Türkiye’de artık şu gerçek iyi bilinmeli. CHP’ye yapılan her saldırı, sadece bir siyasi partiye değil, doğrudan cumhuriyetin kalbine yapılan saldırıdır. CHP sıradan bir oluşum olarak düşünülemez. Bu ülkenin kurucu partisidir. Altı oka el uzatanlar ülkenin temel direklerine ve kolonlarına da el uzatmaktadır. Taşıyıcı direkleri ve kolonları yıkılan bina çöker. Ülke bu enkazın altında kalır.

AKP iktidarının, CHP üzerinde uyguladığı hukuk dışı baskılar devam ederse, bunun geriye dönülmesi mümkün olmayan sonuçları olacaktır. Demokrasiye, laikliğe, sosyal devlete ve hukuk devletine verilen darbeler artık saklanamaz bir boyuttadır. Ülkemiz, anayasasındaki “demokratik, laik, sosyal hukuk devleti” tanımını fiilen kaybetmiştir. Bu karanlık tablo gelecek kuşaklara bırakacağımız en kötü, en korkunç mirastır.

Israrla ve altını çizerek yazıyorum: bu baskılar sadece CHP ile sınırlı değildir. CHP’yi hedef alarak; demokrasi, laiklik, sosyal devlet ve hukuk devletini bir bütün olarak yok etmek istiyorlar. AKP iktidarı bu ısrarcı karanlık emelinde asla yalnız değildir. Emperyalist güçlerle bağlantı içindedir. Örneğin, AKP iktidarının ABD’deki desteği olmasaydı, tek başına bir hiçten ibaret olacağı iddia edilebilir. Bu nedenle CHP’li olsun ya da olmasın, ülkenin tüm demokrasi güçlerinin CHP’ye sahip çıkması hem zorunlu, hem de yaşamsaldır.

Olayın bir de ekonomik boyutu vardır. CHP ve yöneticilerine yapılan darbeler sadece özgürlüklerin gaspı ile sınırlı kalmıyor; ağır, dayanılması güç ekonomik yıkım da getiriyor. 19 Mart 2025’te İstanbul Belediye Başkanı ve CHP’nin cumhurbaşkanı adayı Ekrem İmamoğlu’na yapılan darbe yüz milyarlarca dolar kayba neden olmuştur.

Zaten üretim ekonomisi çökmüş. Yüksek enflasyon dayanılmaz bir hal almış. Türk Lirası'nın değeri yerlerde sürünüyor.
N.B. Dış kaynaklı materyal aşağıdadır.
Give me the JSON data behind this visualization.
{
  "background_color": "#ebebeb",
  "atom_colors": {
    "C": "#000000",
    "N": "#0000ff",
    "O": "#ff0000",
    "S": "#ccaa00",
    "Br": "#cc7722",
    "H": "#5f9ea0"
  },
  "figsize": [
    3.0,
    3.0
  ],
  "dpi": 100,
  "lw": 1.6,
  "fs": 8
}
Gelir dağılımındaki adaletsizlik doruğa çıkmış. AKP iktidarı, demokrasi dışı uygulamalarla ve hırsla hem demokrasiyi hem de ekonomiyi uçuruma sürüklüyor.

İşin gerçeği, AKP iktidarı anayasa ve hukuk dışı, gayri meşru yöntemlerle iktidarını sürdürmeye odaklanmış görünüyor. Halk egemenliğini gasp ederek, gücünü sandıktan değil; polisiye baskılardan, hapishanelerden ve ABD emperyalizminin icazetinden almaktadır. CHP’ye yapılan zulmün özü budur. Halk iradesini hiçe sayarak iktidarda kalmaktır.

Anımsatmak isterim: CHP, 9 Eylül 1923’te Mustafa Kemal Atatürk tarafından kurulan Cumhuriyet’in kurucu partisidir. CHP’nin kökleri 4 Eylül 1919’daki Sivas Kongresi’ne ve Anadolu ve Rumeli Müdafaa-i Hukuk Cemiyeti’ne dayanır. Hamuru, mayası burada şekillendi. CHP ile Cumhuriyet’in kuruluşu birbirinden ayrılamaz. CHP ile Cumhuriyet özdeştir. İkisini birbirinden ayırmak olanaksızdır. Bu gerçeği inkar etmek gaflet, dalâlet ve hıyanet anlamına gelir.

Oysa AKP, emperyalizmin icazetiyle masa başında kurulmuştur. Bunu, Abdurrahman Dilipak’ın açıklamalarından da duymak olasıdır. CHP emperyalizme karşı mücadelenin sembolüdür. CHP’ye sızan birkaç işbirlikçi hain bu gerçeği değiştiremez. Zira bu partide, kuruluş ruhunu taşıyan milyonlarca nefer vardır. Asıl dinamik güç budur ve asıl umut da bunlardadır.

CHP’ye vurulan her darbe, Cumhuriyet’in daha çok sahiplenilmesine neden olacaktır. Altı oku indirmek isteyenler, aslında Cumhuriyet’in çöküşünü değil, kendi çöküşlerini hızlandıracaktır. Hiç kuşkunuz olmasın. Tarih er geç gerçek tokadını atacaktır.